Pornography:  how Satan can use that to destroy and to warp a man’s heart and soul and life.  Visiting the bar where drugs are sold – alcohol is the number-one hurtful drug in this earth – when you enter Satan’s territory, put it down:  an evil spirit will greet you and influence you.  When you enter the world of gambling – every casino I’ve ever visited seemed to me to be oppressive with the presence of an evil spirit.  When any Christian enters these areas that belong to Satan, don’t forget he meets you with all guile and gladness and welcome.  An evil spirit cannot finally damn the soul of a child of God, but the evil spirit can damn your influence, and destroy your life, and hurt you infinitely, and those whom you love.

I have to close.  I haven’t time to finish.  What do we do in the presence of the attack of the demonic world about us?  Paul said in my text, "Put on the whole armor of God, in supplication and in prayer" [Ephesians 6:11, 18].  And I don’t think there’s a more marvelous verse in the Bible than Revelation 12 and verse [11]:  "And they overcame him by the blood of the Lamb, and by the word of their testimony."  I have to close.

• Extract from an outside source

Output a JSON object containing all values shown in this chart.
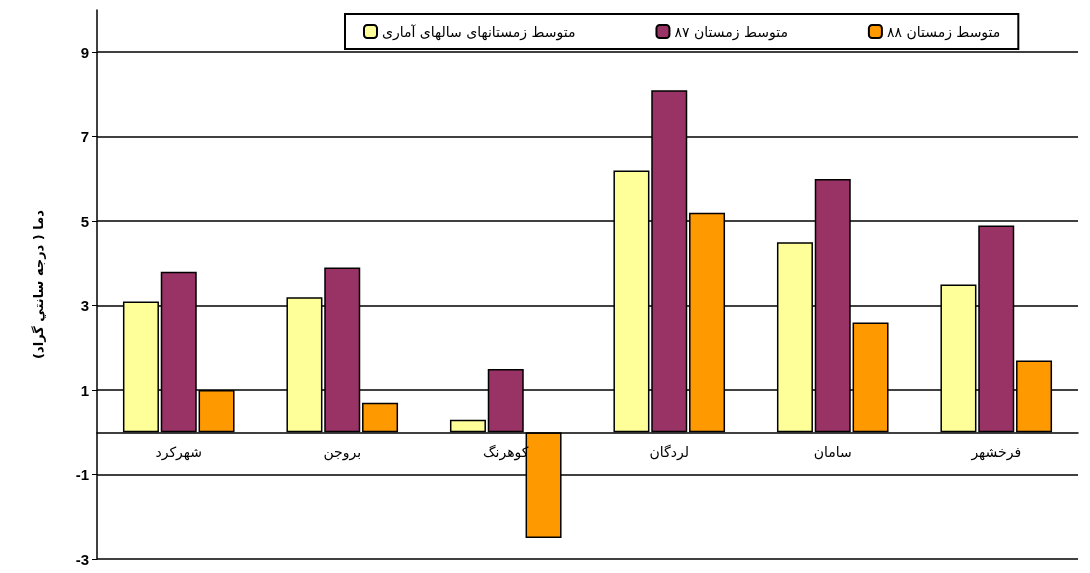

I want you to try that some time.  These things that God’s Word says, these things are not far out, or strange, or unusual; they are in our lives and in our experience.  I want you to try it some time.  Any time you’re in a company that is foul, or compromised, or dirty, or filled with the renunciation of God, any time you’re in a company like that, just try it some time:  speak a word for Jesus, and see what happens, see what happens.  "They overcame him by the blood of the Lamb, and by the word of their testimony."  The very minute anybody, anywhere, anytime, in any foul or dirty or worldly or compromised company, anytime somebody says a word for Jesus, every foul spirit present is rebuked, and every unclean thought is condemned.  It’ll work.  That’s God.  And when we pray, and when we love the Lord, and when we attend the house of worship, and when we call upon His name, and when we speak words of testimony and conviction, God does something:  He strengthens us, and He convicts the world.

We’re going to sing our hymn of appeal.  And to open your heart and life to Jesus, or to come into the fellowship of His wonderful church, or to answer a call from heaven, while we sing this song, and while we prayerfully make this appeal, down an stairway, down an aisle, "Pastor, this is God’s day and God’s time for me, and I’m on the way," while we stand and while we sing.  "Here I am, and here I come."